# Raw food how much?



## openallhours27 (Aug 24, 2010)

My boy Chi-Chi is now 15 months old and weighs 6lbs he is fed a totally raw diet but im wondering if somebody could let me know the recommended daily weights of meat for a chi of this size. I measure his food by eye at the moment but would like a rough idea of weight as i feel he could do with loosing a little weight.

This is our first tiny dog and im therefore used to feeding larger breeds, im worried that as im doing it by the eye i maybe giving him too much meat. He is also fed twice a day morning and night.

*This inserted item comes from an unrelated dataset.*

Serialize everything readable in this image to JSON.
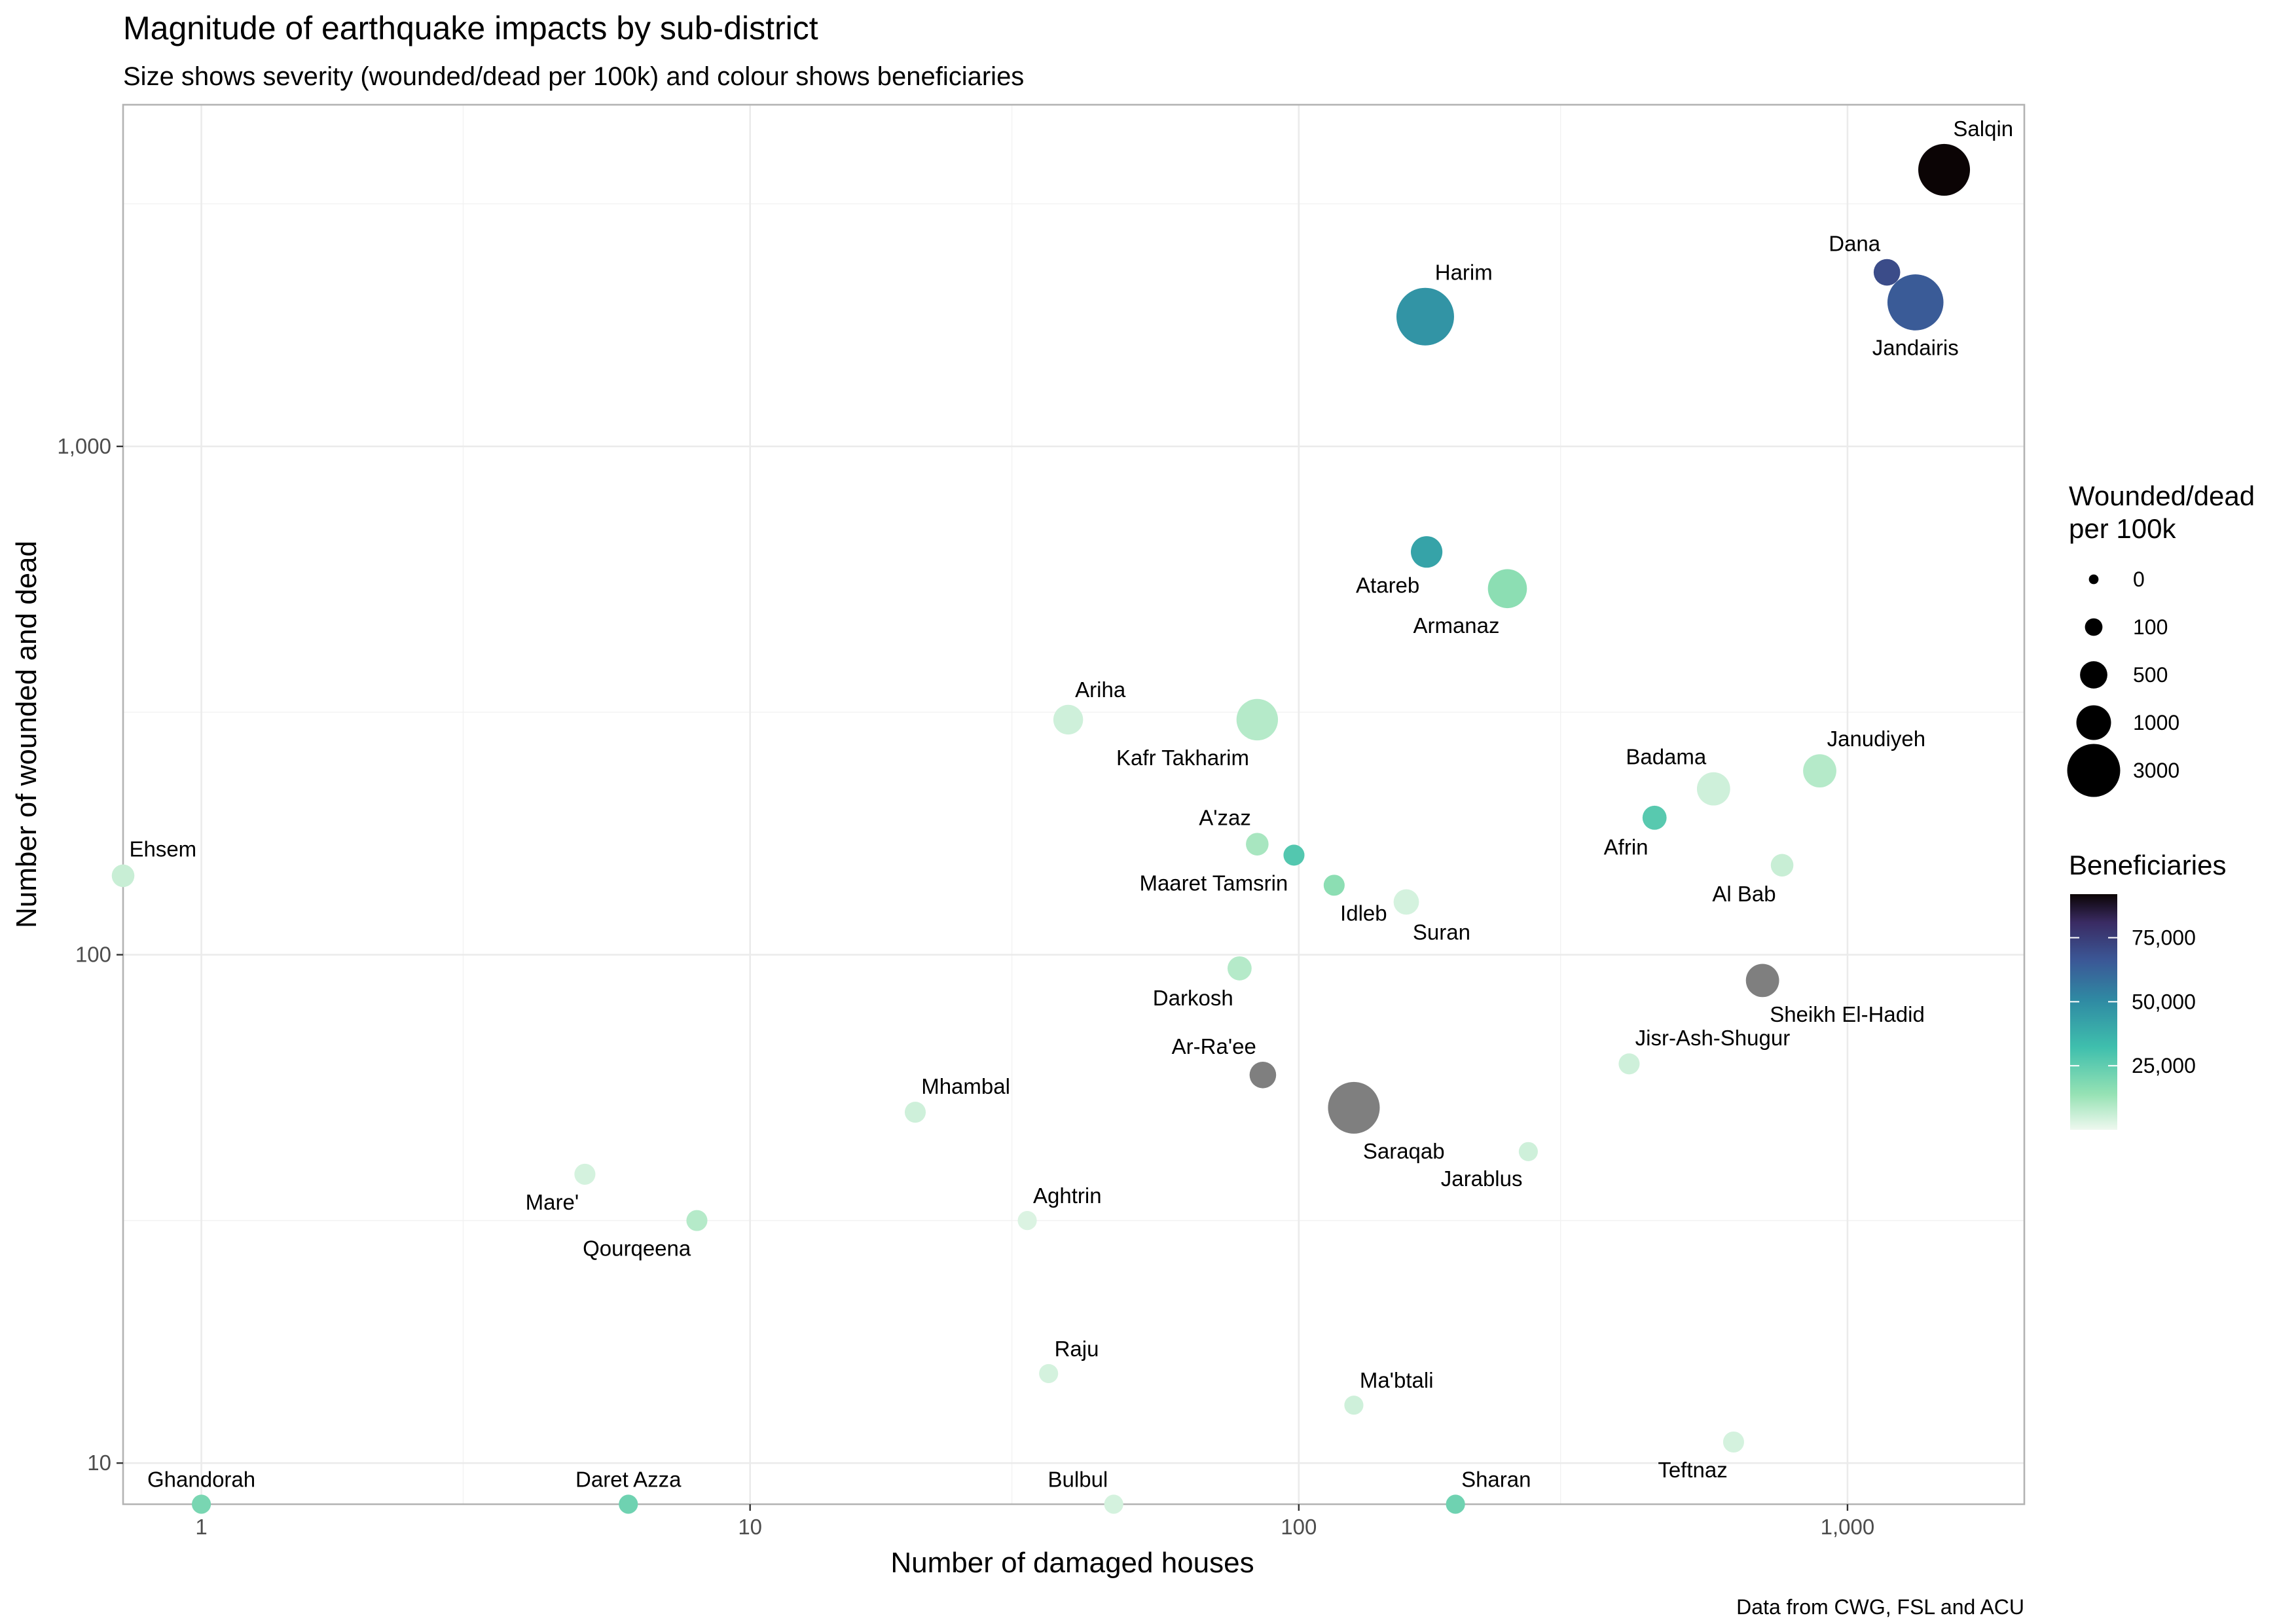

Could anybody please tell me the rough daily allowence of raw food for a dog of this size.

thank you x


----------



## openallhours27 (Aug 24, 2010)

I have just found the raw calculator which says 1oz per meal, so am i right in thinking Chi should have half an oz in morning and half an oz at night?


----------



## Brodysmom (Jan 8, 2009)

half an ounce seems too little to me. It is usually 2-3% of ideal adult weight. Brody, for example, weighs 5 pounds and eats 3-4 ounces a day. I usually do 2 ounces in the morning and 2 ounces in the evening. Sometimes a little more or less. An ounce is about the size of an ice cube or a tablespoon.


----------



## 20887 (Mar 16, 2011)

openallhours27 said:


> I have just found the raw calculator which says 1oz per meal, so am i right in thinking Chi should have half an oz in morning and half an oz at night?


He should have 1 oz per meal, so 1 oz in the morning at 1 oz at night. I used this calculator to figure out how much to feed each of my dogs:


Calculate

According to the calculator, Lion(6 lbs) needs about 3 oz of food per day. I weigh their meals because I started out by feeding them WAY too much.. I didn't realize how small 3 oz of meat is.


----------



## openallhours27 (Aug 24, 2010)

Sounds good, at the mo judging by eye he prob has 2oz morning and 2 oz in evening, i think ill try 1oz and 1 oz then see how he goes, hes not fat but well covered and im finding it hard to feel his ribs. I would like him to be a little leaner.


----------



## Brodysmom (Jan 8, 2009)

It's very easy to overfeed on raw. They require very little food when it is all bio-available to them with no fillers, as is found in regular processed foods. Energy levels plays a part as well. Brody has a very fast metabolism and can be hard to keep weight on. An easy keeper might only require 2 ounces a day. It's a case of knowing your dog and adjusting. If they look and feel ribby, cut back. If they are getting pudgy, feed more.


----------



## openallhours27 (Aug 24, 2010)

Thank you ill give it a try.


----------